AUGUSTA – C’è una novità in merito all’iniziativa promossa, nei mesi scorsi, dal “Comitato 18 aprile“. Il sindaco Cettina Di Pietro ha inviato nei giorni scorsi una specifica istanza al presidente del Consiglio Matteo Renzi, al ministro dell’Interno Angelino Alfano, al ministro della Difesa Roberta Pinotti e al prefetto di Siracusa Armando Gradone, per reiterare la richiesta, già presentata dal Comitato, di non spostare altrove il cosiddetto “relitto della morte”, recuperato attraverso una dispendiosa operazione senza precedenti sul fondo del Canale di Sicilia, al largo della Libia.

Il relitto del barcone era stato trasferito in una struttura tensostatica refrigerata al pontile Nato di Melilli, nella rada megarese, dove si trova tuttora dopo che si sono concluse le operazioni di recupero dei resti delle salme e gli esami medico-legali.

Il sindaco Cettina Di Pietro riferisce: “Ritengo pregevole iniziativa del “Comitato 18 aprile”, costituitosi ad Augusta alcuni mesi fa su iniziativa dei parroci, della Cgil, di Legambiente e di persone che credono nel valore dell’accoglienza, di mantenere la memoria di quel tragico evento, istituendo ad Augusta il “Giardino della memoria”. Ciò rappresenterebbe un grande gesto di civiltà e solidarietà per tutta la comunità megarese e per la città di Augusta, il porto in Europa di maggior approdo delle navi dei soccorsi, con oltre 21 mila migranti arrivati dal 1 gennaio di quest’anno ad oggi“.

Chiosa: “L’accoglimento di quanto richiesto dal Comitato rappresenterebbe, altresì, il giusto riconoscimento a questa città che tanto sta offrendo da tre anni senza aver ricevuto una doverosa prestazione di stima da parte del nostro Governo. Si confida, pertanto, nell’accoglimento di quanto richiesto, nonché nella materiale contribuzione alla realizzazione del “Giardino della memoria”, alla cui inaugurazione sarebbe cosa gradita se presenziassero tutte le autorità in indirizzo (Renzi, Alfano, Pinotti e Gradone, ndr), ad attestato di riconoscimento dello sforzo profuso da tutta la comunità locale“.

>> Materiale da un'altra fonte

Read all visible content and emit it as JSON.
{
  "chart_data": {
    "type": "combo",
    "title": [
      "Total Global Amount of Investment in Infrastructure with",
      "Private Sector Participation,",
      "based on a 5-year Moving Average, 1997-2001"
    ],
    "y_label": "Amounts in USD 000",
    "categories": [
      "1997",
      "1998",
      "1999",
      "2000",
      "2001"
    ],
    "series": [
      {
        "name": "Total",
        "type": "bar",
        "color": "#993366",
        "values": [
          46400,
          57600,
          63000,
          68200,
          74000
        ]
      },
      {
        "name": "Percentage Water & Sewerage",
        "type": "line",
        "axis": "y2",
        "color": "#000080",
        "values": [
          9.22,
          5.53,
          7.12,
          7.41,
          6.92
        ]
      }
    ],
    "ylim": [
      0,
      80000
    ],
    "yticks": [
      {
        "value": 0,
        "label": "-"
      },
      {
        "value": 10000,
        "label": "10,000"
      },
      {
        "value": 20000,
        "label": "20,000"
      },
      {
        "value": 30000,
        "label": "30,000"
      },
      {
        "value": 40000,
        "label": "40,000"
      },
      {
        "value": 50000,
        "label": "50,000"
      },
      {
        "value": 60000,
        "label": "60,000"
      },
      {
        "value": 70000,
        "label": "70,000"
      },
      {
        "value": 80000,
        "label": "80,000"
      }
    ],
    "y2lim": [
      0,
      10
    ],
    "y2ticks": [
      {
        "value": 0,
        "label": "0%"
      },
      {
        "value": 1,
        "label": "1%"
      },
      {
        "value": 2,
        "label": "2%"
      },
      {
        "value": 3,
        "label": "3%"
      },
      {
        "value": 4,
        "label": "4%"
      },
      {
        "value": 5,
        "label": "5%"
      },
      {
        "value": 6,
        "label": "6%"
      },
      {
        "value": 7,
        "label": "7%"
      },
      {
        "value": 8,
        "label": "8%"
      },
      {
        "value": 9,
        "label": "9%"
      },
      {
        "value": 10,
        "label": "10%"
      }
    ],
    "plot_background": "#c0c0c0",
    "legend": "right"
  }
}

Apprezzamento per l’iniziativa del Sindaco arriva dal “Comitato 18 aprile”, che intende realizzare, dentro la chiesetta all’aperto di Monte Tauro, il “Giardino della memoria” con il relitto dove persero la vita, al largo della Libia, almeno 700 migranti, tra cui donne e bambini. Il Comitato aveva già presentato una formale istanza al Governo e il 3 ottobre scorso, in occasione della prima giornata della memoria dell’accoglienza, aveva promosso nella chiesa all’aperto una cerimonia di commemorazione dei morti.

La portavoce del Comitato Cettina Saraceno commenta: “Prendiamo atto, con soddisfazione, della richiesta avanzata dal sindaco Cettina Di Pietro che ben  si coniuga con la necessità di non dimenticare quel tragico evento del 18 aprile 2015 è, altresì, di alimentare il germe dell’accoglienza che Augusta già conosce, avendo dimostrato apertura e solidarietà verso i migranti già dal 2014, quando centinaia di minori non accompagnati sono stati ospitati nel territorio comunale“.